Although many economists predicted the RBI could still raise rates by another 25 basis points hike in the next few months, Wednesday’s decision brought some relief, for now, to business and investors worried about an economy growing even below the decade-low of 5 percent in the previous fiscal year.

“I want to emphasise we are not being soft on inflation,” RBI Governor Raghuram Rajan told reporters at a news briefing after the decision.

“I also want to emphasise that it shouldn’t be taken that we’re on hold. We are waiting for data. Hence as the data come in, we will react appropriately,” he added.


Rajan, a former finance minister adviser, has made fighting inflation a priority since his appointment in September. That is a welcome move for the embattled Congress party, which is facing general elections due by May, and has been hit drubbed in recent state polls, partly due to high food prices.

The RBI’s decision to pause comes as wholesalers say vegetable prices have eased this month, after the most recent data showed consumer prices in November posted their biggest annual rise on record – 11.24 percent – while wholesale inflation hit a 14-month high.

Rajeev Talwar, an executive director at property developer¬†DLF¬†Ltd called the central bank decision “the first sign of recovery” in an economy growing far below the annual levels of 8 percent the government says are needed to reduce poverty and generate jobs.

“Thank goodness the RBI governor has not panicked. Let us see till February. Hopefully, if food stocks are released in the market, food inflation comes down and that will be the end of the cycle,” Talwar said.

The benchmark 10-year bond yield dropped as much as 15 basis points to 8.76 percent from its previous close, while the Nifty – up 0.8 percent when the RBI announced the hold – closed up 1.3 percent for the day.


At the heart of India’s surging inflation are the prices of vegetables such as onions and potatoes, which disproportionately hit the country’s poor, traditionally key voters for the Congress party.

However, analysts have expressed doubts about the effectiveness of monetary policy in curbing vegetable prices, whose jump has been driven by India’s poor infrastructure and transportation methods.

Food prices can also be volatile, making the outlook for interest rates hard to discern.

“I think what we are saying is we will not react to every spike in inflation that is temporary.

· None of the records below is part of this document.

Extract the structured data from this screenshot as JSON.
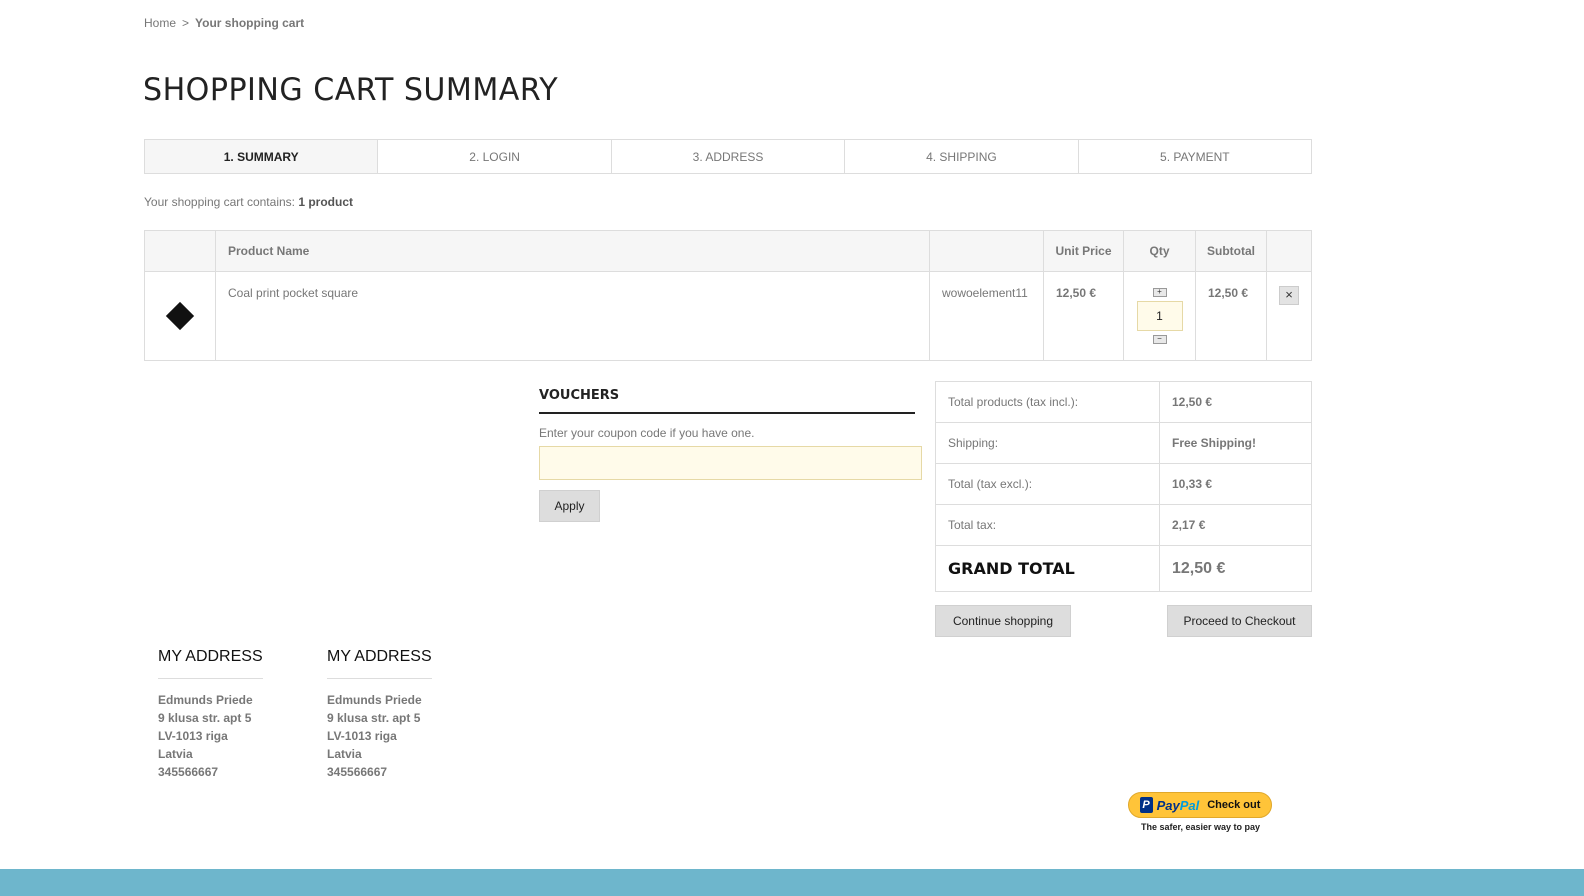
{
  "breadcrumb": {
    "home": "Home",
    "separator": ">",
    "current": "Your shopping cart"
  },
  "page_title": "SHOPPING CART SUMMARY",
  "steps": [
    {
      "label": "1. SUMMARY",
      "active": true
    },
    {
      "label": "2. LOGIN"
    },
    {
      "label": "3. ADDRESS"
    },
    {
      "label": "4. SHIPPING"
    },
    {
      "label": "5. PAYMENT"
    }
  ],
  "cart_summary": {
    "prefix": "Your shopping cart contains:",
    "count": "1 product"
  },
  "cart_table": {
    "headers": {
      "product_name": "Product Name",
      "unit_price": "Unit Price",
      "qty": "Qty",
      "subtotal": "Subtotal"
    },
    "rows": [
      {
        "image_icon": "diamond-shape",
        "product_name": "Coal print pocket square",
        "reference": "wowoelement11",
        "unit_price": "12,50 €",
        "qty": "1",
        "subtotal": "12,50 €",
        "qty_up_symbol": "+",
        "qty_down_symbol": "−",
        "delete_symbol": "×"
      }
    ]
  },
  "vouchers": {
    "title": "VOUCHERS",
    "hint": "Enter your coupon code if you have one.",
    "input_value": "",
    "apply_label": "Apply"
  },
  "totals": {
    "products_label": "Total products (tax incl.):",
    "products_value": "12,50 €",
    "shipping_label": "Shipping:",
    "shipping_value": "Free Shipping!",
    "excl_label": "Total (tax excl.):",
    "excl_value": "10,33 €",
    "tax_label": "Total tax:",
    "tax_value": "2,17 €",
    "grand_label": "GRAND TOTAL",
    "grand_value": "12,50 €"
  },
  "actions": {
    "continue_label": "Continue shopping",
    "checkout_label": "Proceed to Checkout"
  },
  "addresses": [
    {
      "title": "MY ADDRESS",
      "lines": [
        "Edmunds Priede",
        "9 klusa str. apt 5",
        "LV-1013 riga",
        "Latvia",
        "345566667"
      ]
    },
    {
      "title": "MY ADDRESS",
      "lines": [
        "Edmunds Priede",
        "9 klusa str. apt 5",
        "LV-1013 riga",
        "Latvia",
        "345566667"
      ]
    }
  ],
  "paypal": {
    "mark": "P",
    "word_pay": "Pay",
    "word_pal": "Pal",
    "check_out": "Check out",
    "tagline": "The safer, easier way to pay"
  },
  "colors": {
    "accent_price": "#f0ad4e",
    "footer": "#6eb6cc",
    "input_bg": "#fffbea"
  }
}
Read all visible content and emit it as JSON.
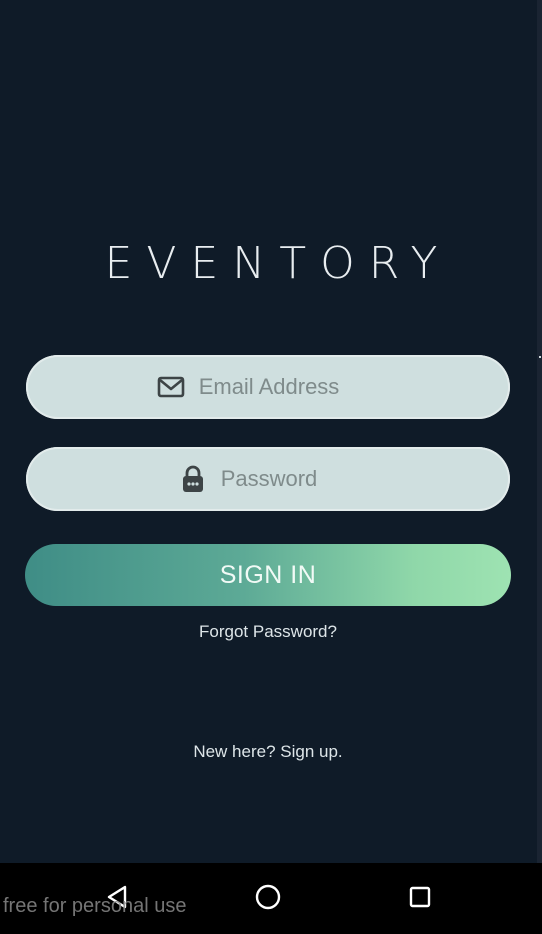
{
  "app": {
    "logo_text": "EVENTORY"
  },
  "form": {
    "email": {
      "placeholder": "Email Address",
      "value": "",
      "icon": "envelope-icon"
    },
    "password": {
      "placeholder": "Password",
      "value": "",
      "icon": "lock-icon"
    },
    "sign_in_label": "SIGN IN",
    "forgot_label": "Forgot Password?",
    "signup_label": "New here? Sign up."
  },
  "navbar": {
    "back_icon": "back-triangle-icon",
    "home_icon": "home-circle-icon",
    "recent_icon": "recent-square-icon"
  },
  "watermark": {
    "text": "free for personal use"
  },
  "colors": {
    "background": "#0f1b28",
    "field_background": "#cfdfdf",
    "button_gradient_start": "#3f8d86",
    "button_gradient_end": "#9ee3b2",
    "navbar": "#000000"
  }
}
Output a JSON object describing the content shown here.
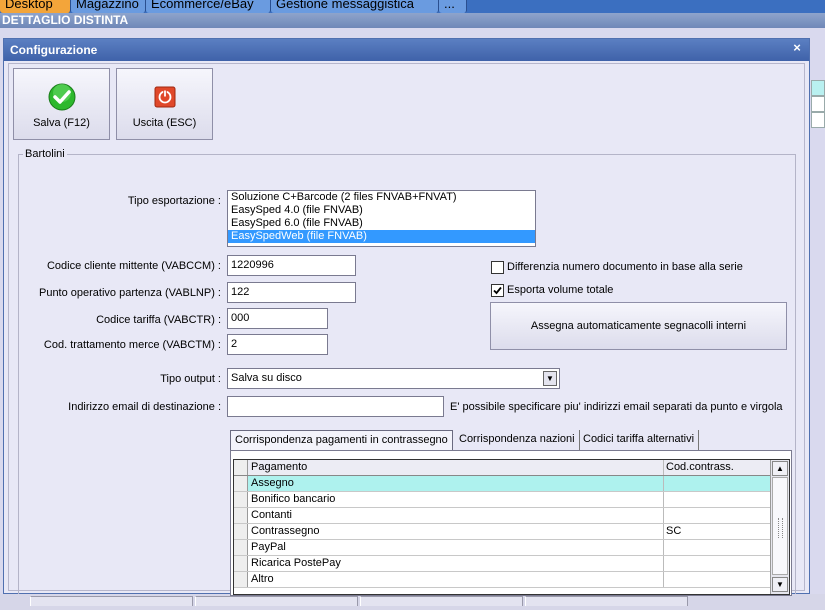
{
  "app_tabs": [
    {
      "label": "Desktop",
      "active": true
    },
    {
      "label": "Magazzino",
      "active": false
    },
    {
      "label": "Ecommerce/eBay",
      "active": false
    },
    {
      "label": "Gestione messaggistica",
      "active": false
    },
    {
      "label": "...",
      "active": false
    }
  ],
  "section_bar": "DETTAGLIO DISTINTA",
  "dialog": {
    "title": "Configurazione",
    "close_glyph": "×",
    "toolbar": {
      "save_label": "Salva (F12)",
      "exit_label": "Uscita (ESC)"
    },
    "group_label": "Bartolini",
    "tipo_esportazione": {
      "label": "Tipo esportazione :",
      "options": [
        "Soluzione C+Barcode (2 files FNVAB+FNVAT)",
        "EasySped 4.0 (file FNVAB)",
        "EasySped 6.0 (file FNVAB)",
        "EasySpedWeb (file FNVAB)"
      ],
      "selected_index": 3
    },
    "fields": {
      "codice_cliente": {
        "label": "Codice cliente mittente (VABCCM) :",
        "value": "1220996"
      },
      "punto_operativo": {
        "label": "Punto operativo partenza (VABLNP) :",
        "value": "122"
      },
      "codice_tariffa": {
        "label": "Codice tariffa (VABCTR) :",
        "value": "000"
      },
      "cod_trattamento": {
        "label": "Cod. trattamento merce (VABCTM) :",
        "value": "2"
      }
    },
    "checkboxes": {
      "differenzia": {
        "label": "Differenzia numero documento in base alla serie",
        "checked": false
      },
      "esporta_volume": {
        "label": "Esporta volume totale",
        "checked": true
      }
    },
    "assegna_button": "Assegna automaticamente segnacolli interni",
    "tipo_output": {
      "label": "Tipo output :",
      "value": "Salva su disco"
    },
    "email": {
      "label": "Indirizzo email di destinazione :",
      "value": "",
      "hint": "E' possibile specificare piu' indirizzi email separati da punto e virgola"
    },
    "tabs": [
      {
        "label": "Corrispondenza pagamenti in contrassegno",
        "active": true
      },
      {
        "label": "Corrispondenza nazioni",
        "active": false
      },
      {
        "label": "Codici tariffa alternativi",
        "active": false
      }
    ],
    "grid": {
      "columns": [
        "Pagamento",
        "Cod.contrass."
      ],
      "rows": [
        [
          "Assegno",
          ""
        ],
        [
          "Bonifico bancario",
          ""
        ],
        [
          "Contanti",
          ""
        ],
        [
          "Contrassegno",
          "SC"
        ],
        [
          "PayPal",
          ""
        ],
        [
          "Ricarica PostePay",
          ""
        ],
        [
          "Altro",
          ""
        ]
      ],
      "highlighted_row": 0
    }
  },
  "colors": {
    "title_bar": "#4a6fb8",
    "active_tab": "#f3a53a",
    "selection": "#3399ff",
    "row_highlight": "#aef2ee",
    "save_icon": "#2db82d",
    "exit_icon": "#e0482a"
  }
}
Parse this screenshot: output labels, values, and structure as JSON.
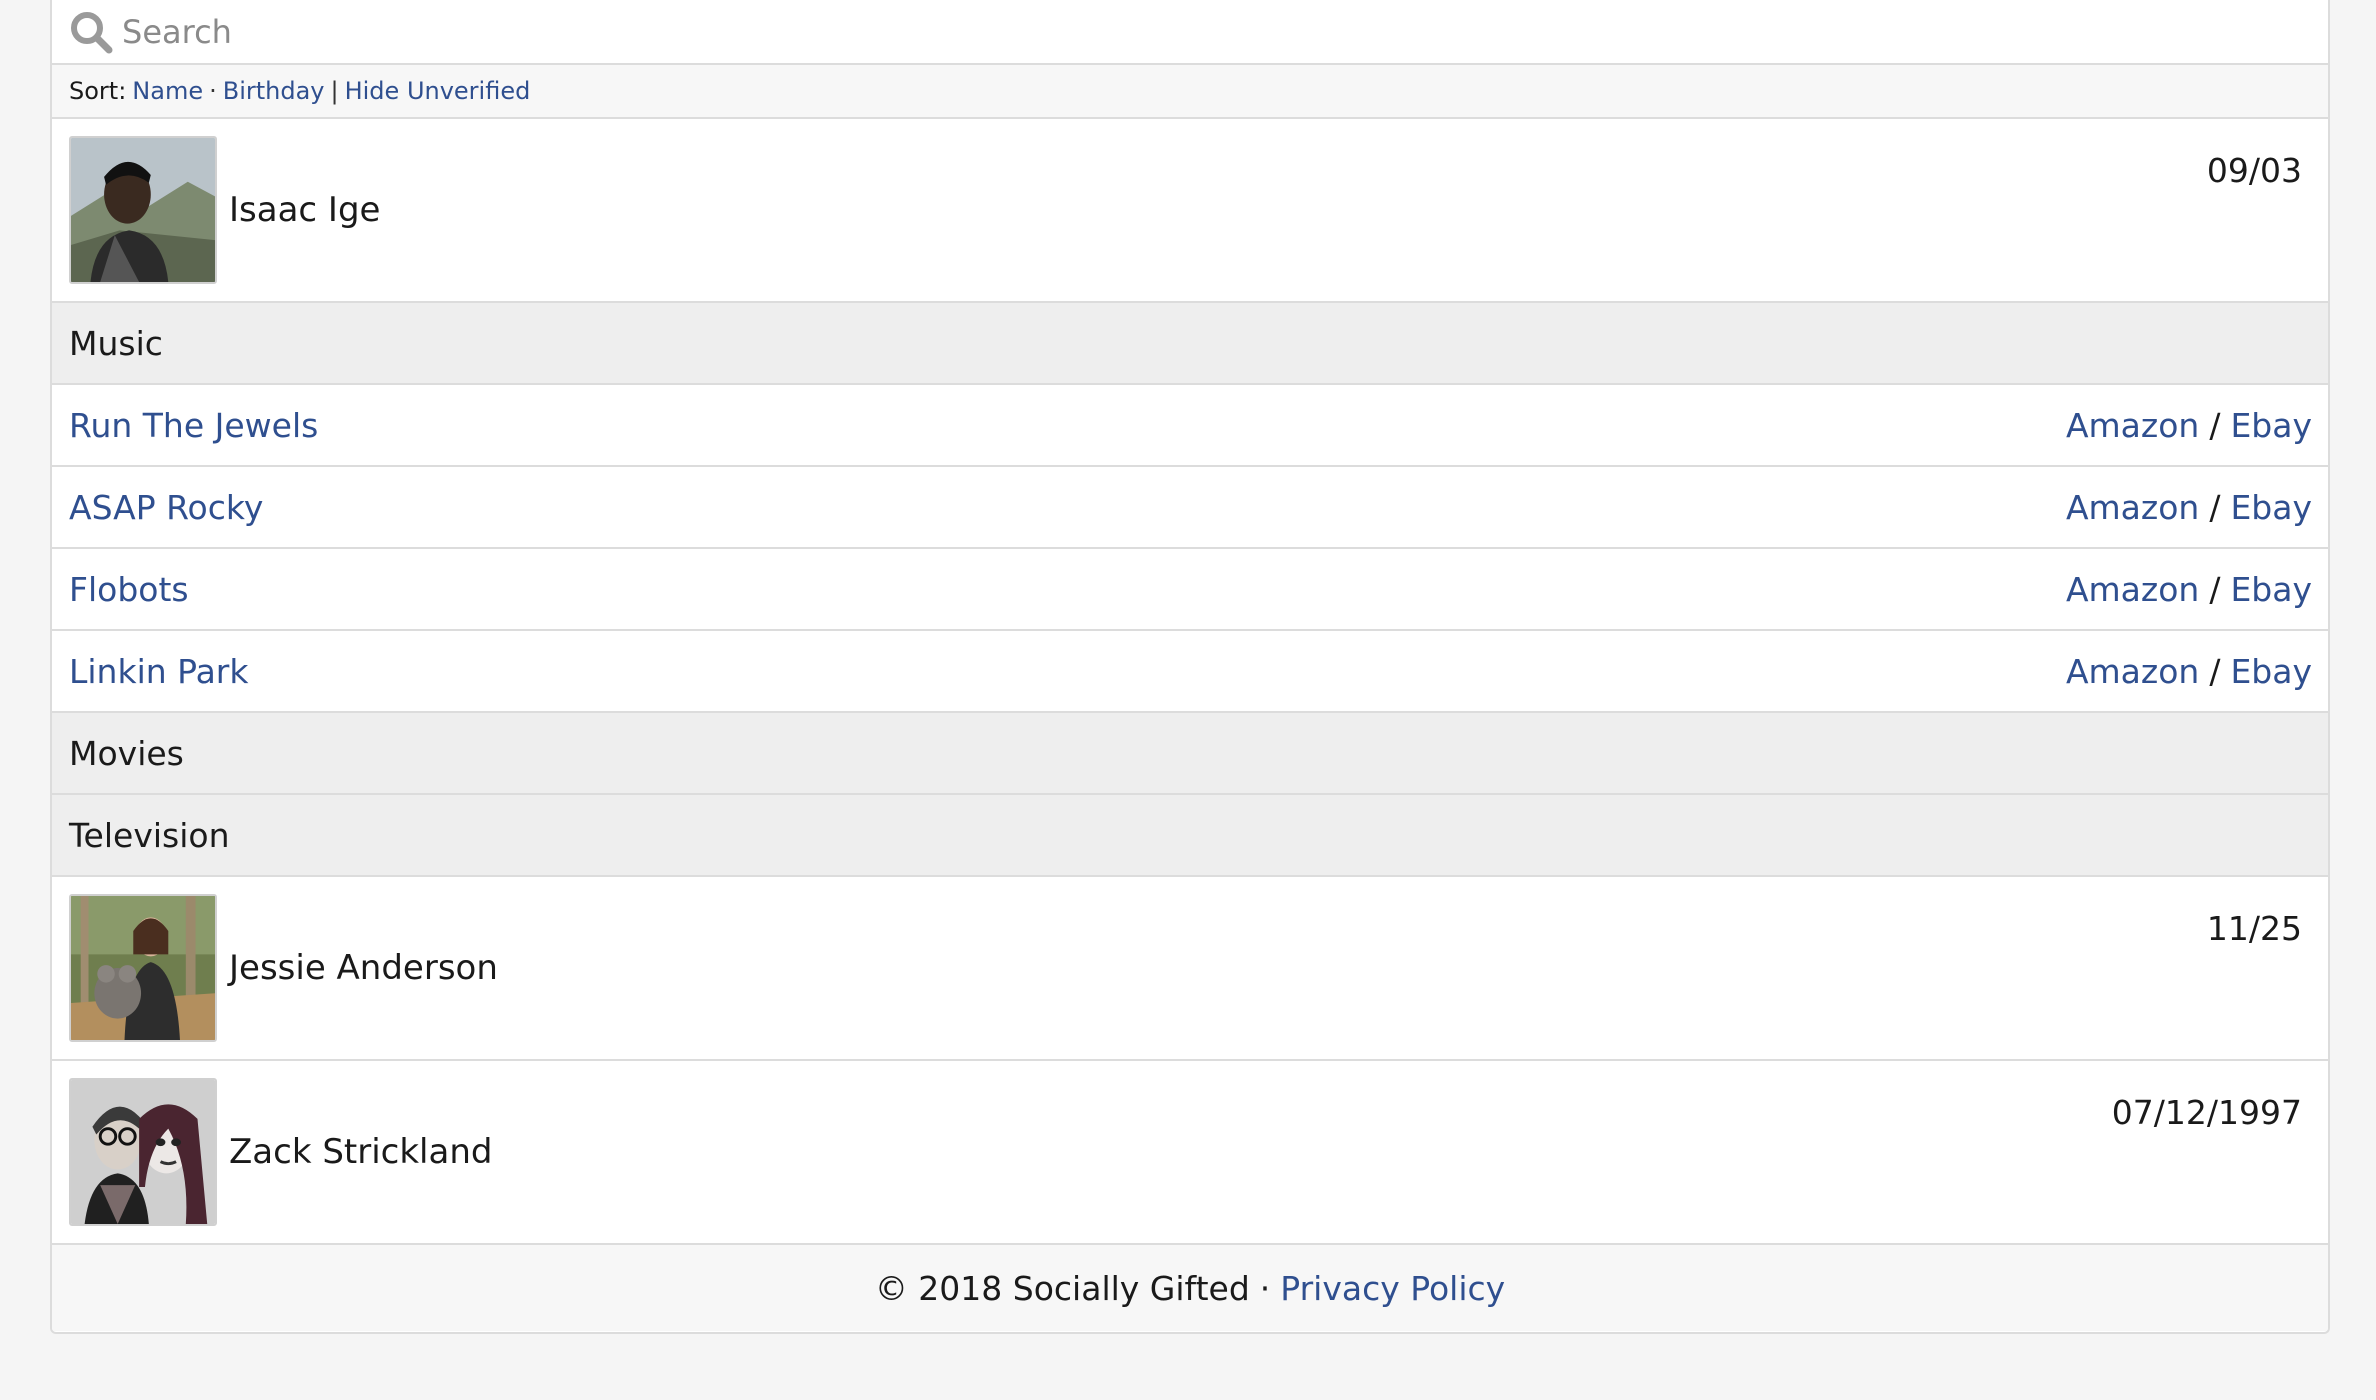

Monetary policy, after all, operates with long lags, three to four quarters,” Rajan said.

The RBI’s decision came only hours before the conclusion of a U.S. Federal Reserve policy meeting. Any decision to start withdrawing its monetary stimulus would raise concerns about a repeat of August, when fears of this sparked outflows that made the rupee plunge to a record low.

Under Rajan, the RBI has rolled back most of the emergency steps taken in July and August to prop up the rupee, which included raising short-term interest rates.

Still, analysts said coming inflation data would drive monetary policy decisions, with Australia’s ANZ calling Wednesday’s interest rate hold a “stay of execution.”